At the same time, the Maryland General Assembly’s leaders have been missing in action. The General Assembly has watched Trump and the Republican-majority U.S. Senate obstruct Democratic congressional efforts to address the coronavirus pandemic and the economic crisis stemming from this public health crisis. Our elected leaders have watched Hogan sell books and reject public health experts’ advice as he ramps up for a 2024 presidential run.
And yet, legislatively, the Maryland General Assembly has done nothing.
Hearings are not enough. Letters are not enough. As legislators, we must legislate in this moment of extraordinary crisis. There are many issues that we should be addressing. I will highlight just four that must be addressed in a special session: the housing crisis, labor issues related to the pandemic, the HBCU lawsuit and police reform.
If we don’t act, we will see scores of Maryland renters and homeowners drown in increasingly deep debt, and some will face eviction. The Trump administration’s “national eviction moratorium” announced on Tuesday has loopholes as gaping as the Grand Canyon. It doesn’t provide financial relief. And, even for those it purports to protect, it does nothing to address the financial issues accumulating for renters that will hit them like a brick when the moratorium expires and back rent, fees, penalties and interest payments come due.
If we don’t act, we will continue to see courageous Maryland workers — front-line workers — exploited by a lack of employee protections, by unsafe conditions, by a lack of personal protective equipment, by a lack of hazard pay and by the threat of retaliation from managers who don’t heed their concerns. We should be passing statewide emergency legislation to address these issues, including through reforms to the Maryland Healthy Families Act and reforms to the Maryland Occupational Safety and Health Division.
If we don’t act, we will see Historically Black Colleges and Universities languish for several months before they get a long-overdue settlement of Maryland’s infamous HBCU case. We should be overriding the governor’s veto of the HBCU funding bill.
And, if we don’t act, we could see yet another Black victim of police brutality become a hashtag in Maryland under the state’s existing legislative framework, which provides special protections to officers who may use excessive force or engage in other forms of misconduct. We should be repealing the Maryland Law Enforcement Officers Bill of Rights immediately. That alone won’t solve all the problems in Maryland policing, but it would undoubtedly address one of the biggest.
When I first called for a special session, General Assembly leaders argued against a special session, citing safety concerns.
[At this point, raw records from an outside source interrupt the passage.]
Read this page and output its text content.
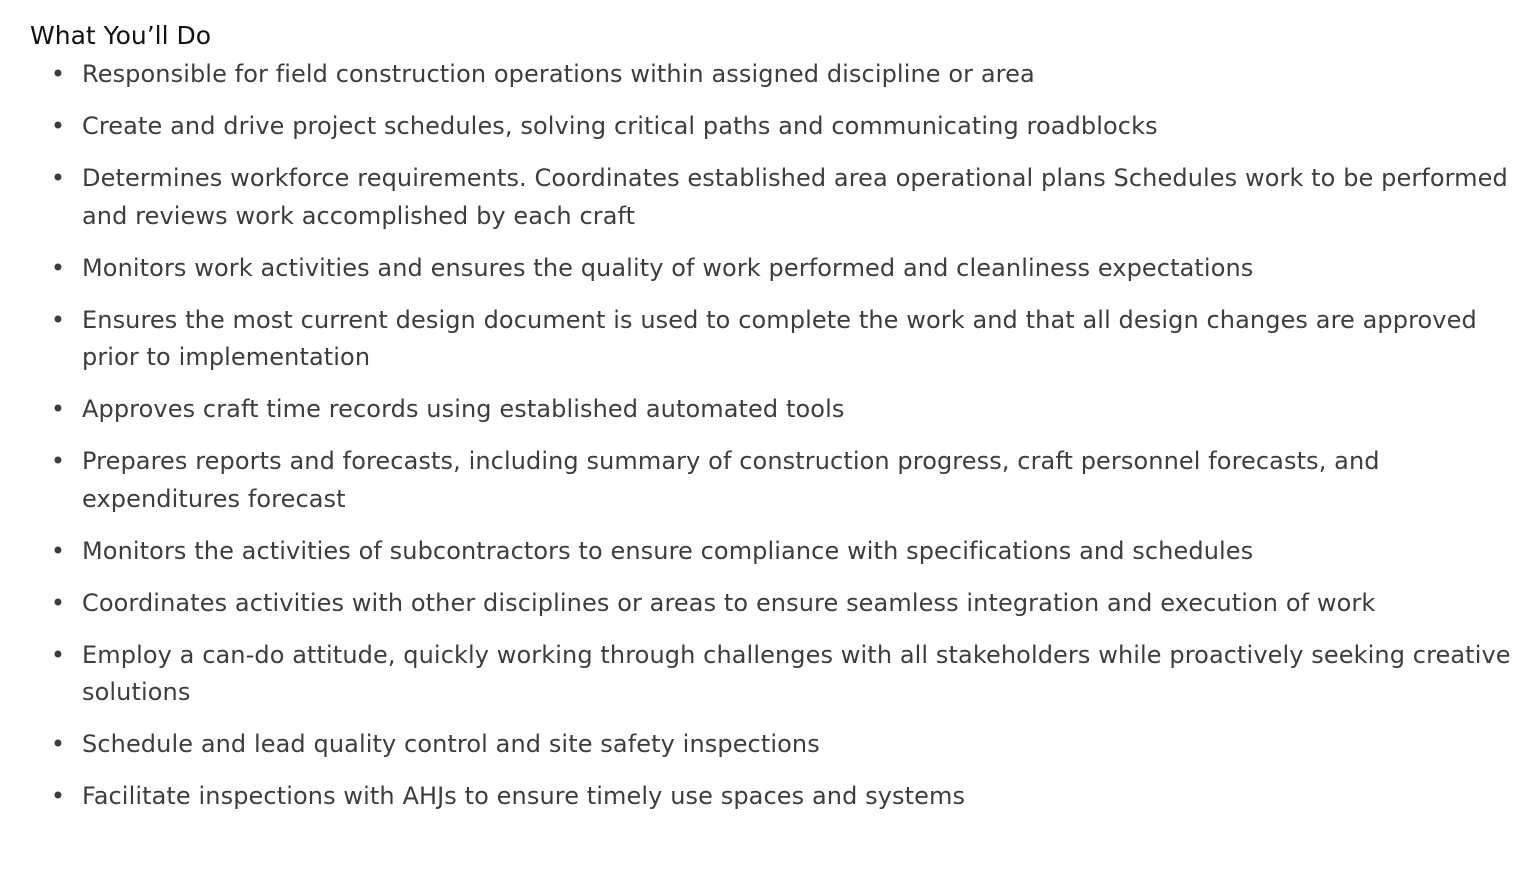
What You’ll Do
• Responsible for field construction operations within assigned discipline or area
• Create and drive project schedules, solving critical paths and communicating roadblocks
• Determines workforce requirements. Coordinates established area operational plans Schedules work to be performed and reviews work accomplished by each craft
• Monitors work activities and ensures the quality of work performed and cleanliness expectations
• Ensures the most current design document is used to complete the work and that all design changes are approved prior to implementation
• Approves craft time records using established automated tools
• Prepares reports and forecasts, including summary of construction progress, craft personnel forecasts, and expenditures forecast
• Monitors the activities of subcontractors to ensure compliance with specifications and schedules
• Coordinates activities with other disciplines or areas to ensure seamless integration and execution of work
• Employ a can-do attitude, quickly working through challenges with all stakeholders while proactively seeking creative solutions
• Schedule and lead quality control and site safety inspections
• Facilitate inspections with AHJs to ensure timely use spaces and systems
But now all we hear is crickets, even though the attorney general’s office recently provided a legal road map for us to reconvene remotely. The U.S. House is doing remote voting. Why can’t we?
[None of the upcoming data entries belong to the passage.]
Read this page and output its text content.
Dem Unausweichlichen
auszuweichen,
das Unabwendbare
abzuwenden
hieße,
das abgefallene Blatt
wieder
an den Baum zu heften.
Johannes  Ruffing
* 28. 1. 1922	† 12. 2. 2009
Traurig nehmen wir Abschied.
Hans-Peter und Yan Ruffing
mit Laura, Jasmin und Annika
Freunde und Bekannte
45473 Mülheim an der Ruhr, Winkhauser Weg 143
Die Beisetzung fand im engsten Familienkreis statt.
Even if we had to temporarily reconvene in person to change some rules before switching to remote voting, that is not a reason for us not to reconvene now. More than 40 percent of Maryland state workers are working in person in service to the people of Maryland. We don’t just represent these essential workers; in times like these, we are essential workers. How can we tell people that it’s essential that they vote for us if we don’t acknowledge that it’s essential that we work for them at one of the most critical times in modern American history?